Thomas L. Friedman makes me think about the limits of words in contexts of unlimited atrocity. You feel him straining, in this rather flamboyant, Faulknerian sentence, to arrive at, to be adequate to, to express verbally, the actually inexpressible horror of a man of no conscience who continues to command the loyalty of tens of millions of Americans. Up against evil embraced by millions, Friedman’s words seem weak.
Some writers resolve the inexpressibility problem by jumping over it into psychopathology. Trump is a high-functioning insane person (a contradiction in terms, no?), an hysterical narcissist, an infantile disordered etc. etc. Their writing goes toward elaborating his dangerous lunacy rather than, as with Friedman, his moral obscenity.
But approaching Trump in himself, whether your approach is ethical or clinical, seems a bit beside the point at this late date in his democracy-ravaging career. The point is not so much Trump as the capacity of so many Americans to adore him, in the way millions of Italians still adore Mussolini, and Russians Stalin. The pertinent pathology is ye olde escape from freedom.
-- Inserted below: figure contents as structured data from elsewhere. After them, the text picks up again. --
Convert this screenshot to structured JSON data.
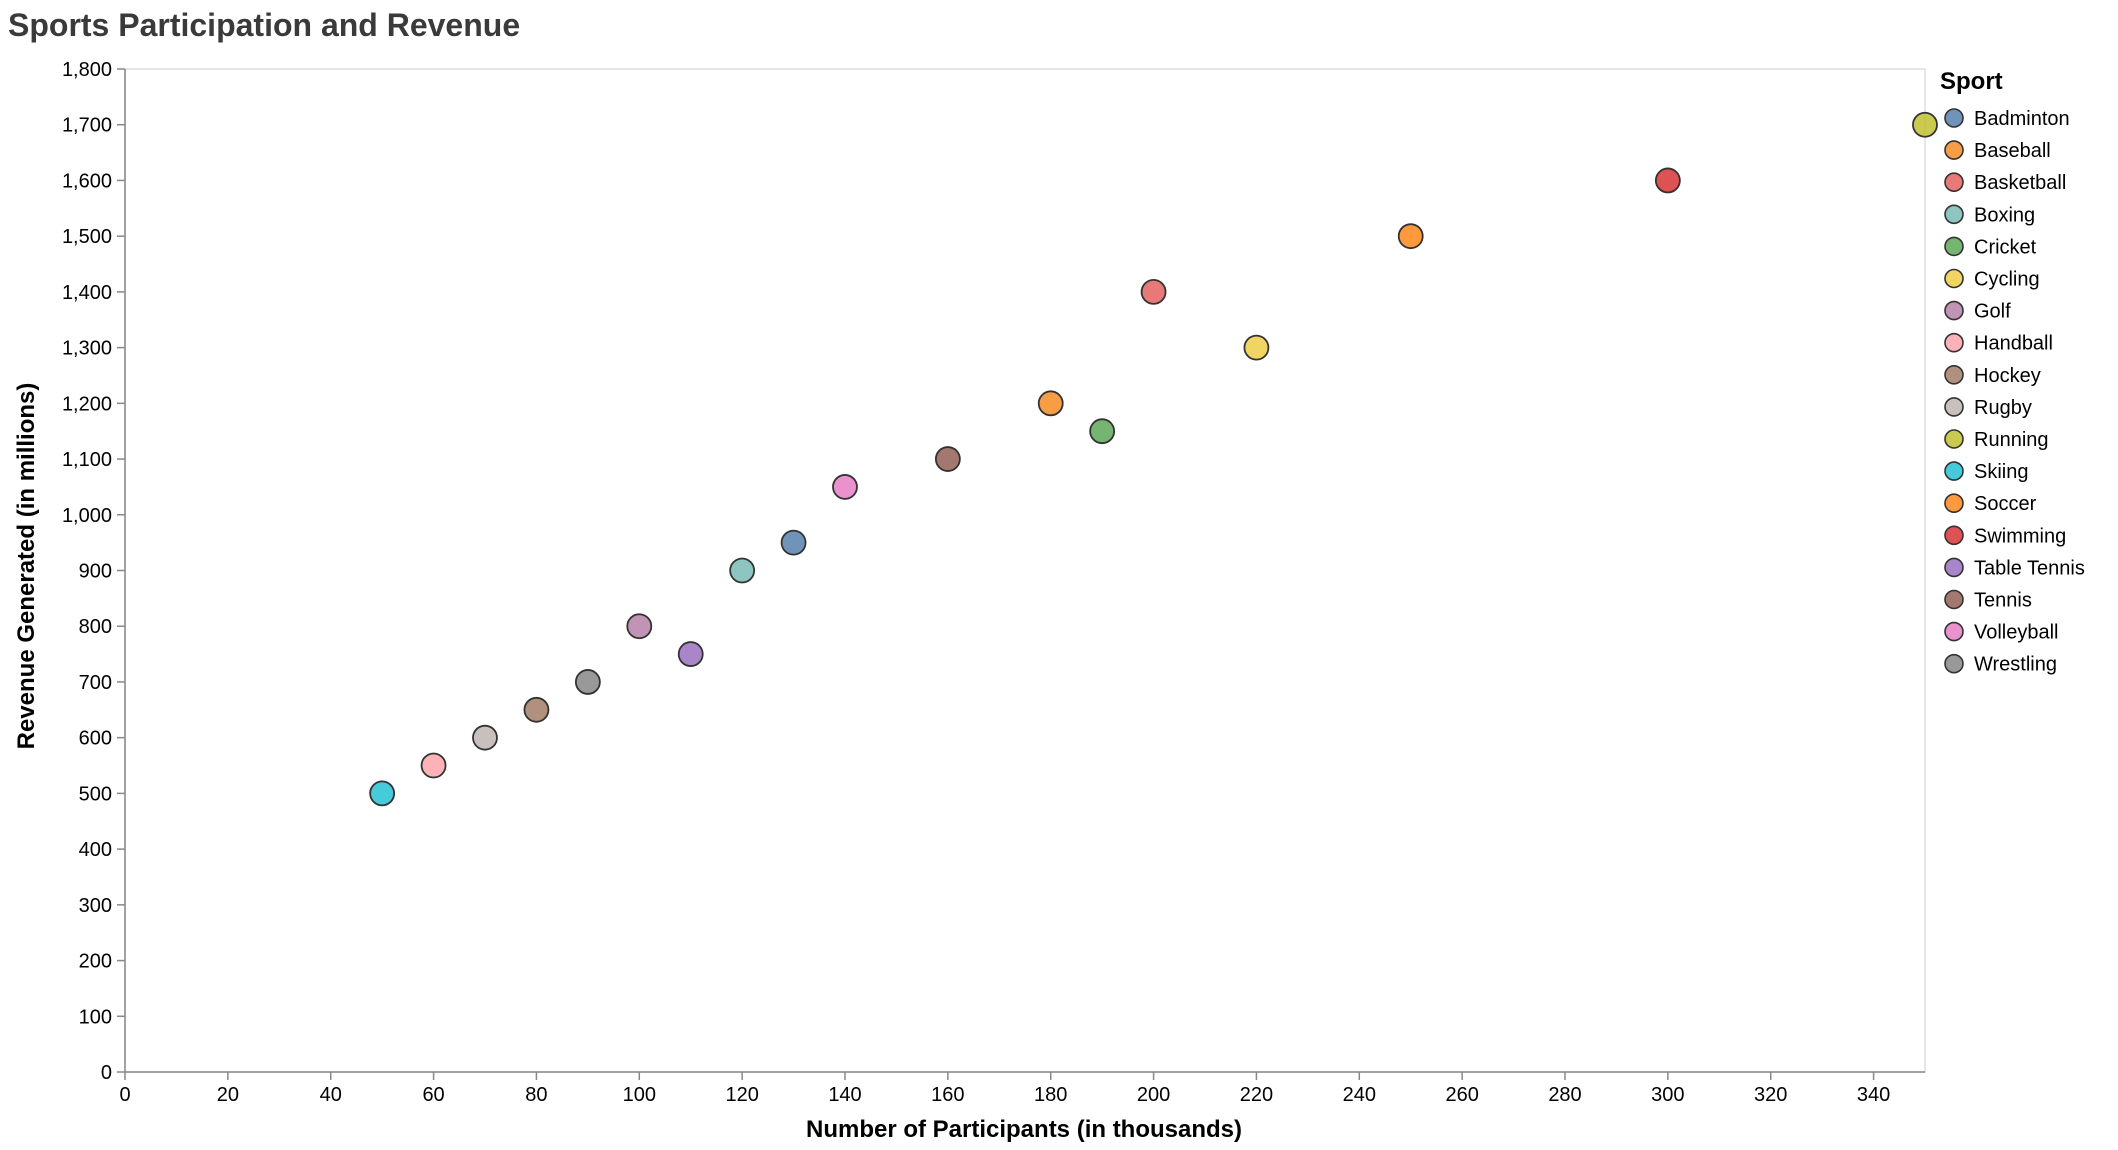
{
  "chart_data": {
    "type": "scatter",
    "title": "Sports Participation and Revenue",
    "xlabel": "Number of Participants (in thousands)",
    "ylabel": "Revenue Generated (in millions)",
    "xlim": [
      0,
      350
    ],
    "ylim": [
      0,
      1800
    ],
    "x_ticks": [
      0,
      20,
      40,
      60,
      80,
      100,
      120,
      140,
      160,
      180,
      200,
      220,
      240,
      260,
      280,
      300,
      320,
      340
    ],
    "y_ticks": [
      0,
      100,
      200,
      300,
      400,
      500,
      600,
      700,
      800,
      900,
      1000,
      1100,
      1200,
      1300,
      1400,
      1500,
      1600,
      1700,
      1800
    ],
    "grid": false,
    "legend": {
      "title": "Sport",
      "position": "right"
    },
    "points": [
      {
        "sport": "Badminton",
        "x": 130,
        "y": 950,
        "color": "#4c78a8"
      },
      {
        "sport": "Baseball",
        "x": 180,
        "y": 1200,
        "color": "#f58518"
      },
      {
        "sport": "Basketball",
        "x": 200,
        "y": 1400,
        "color": "#e45756"
      },
      {
        "sport": "Boxing",
        "x": 120,
        "y": 900,
        "color": "#72b7b2"
      },
      {
        "sport": "Cricket",
        "x": 190,
        "y": 1150,
        "color": "#54a24b"
      },
      {
        "sport": "Cycling",
        "x": 220,
        "y": 1300,
        "color": "#eeca3b"
      },
      {
        "sport": "Golf",
        "x": 100,
        "y": 800,
        "color": "#b279a2"
      },
      {
        "sport": "Handball",
        "x": 60,
        "y": 550,
        "color": "#ff9da6"
      },
      {
        "sport": "Hockey",
        "x": 80,
        "y": 650,
        "color": "#9d755d"
      },
      {
        "sport": "Rugby",
        "x": 70,
        "y": 600,
        "color": "#bab0ac"
      },
      {
        "sport": "Running",
        "x": 350,
        "y": 1700,
        "color": "#bcbd22"
      },
      {
        "sport": "Skiing",
        "x": 50,
        "y": 500,
        "color": "#17becf"
      },
      {
        "sport": "Soccer",
        "x": 250,
        "y": 1500,
        "color": "#ff7f0e"
      },
      {
        "sport": "Swimming",
        "x": 300,
        "y": 1600,
        "color": "#d62728"
      },
      {
        "sport": "Table Tennis",
        "x": 110,
        "y": 750,
        "color": "#9467bd"
      },
      {
        "sport": "Tennis",
        "x": 160,
        "y": 1100,
        "color": "#8c564b"
      },
      {
        "sport": "Volleyball",
        "x": 140,
        "y": 1050,
        "color": "#e377c2"
      },
      {
        "sport": "Wrestling",
        "x": 90,
        "y": 700,
        "color": "#7f7f7f"
      }
    ]
  }
}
November 17th, 2022 at 2:51AM
That’s the point isn’t it. Trump is entirely consistent, his manuevers not particularly surprising or shocking. Its his enablers , down on their bellies crawling like snakes, tongues flickering out “there are unresolved questions about the election. election integrity is essential.” that give me the creeps. Trump by himself is a needy entertainer. But he was never by himself.
November 17th, 2022 at 9:58AM
Matt: Yes – like certain other historical characters – and fictional characters – Trump does not change, but is the still center around which moral perversion revolves.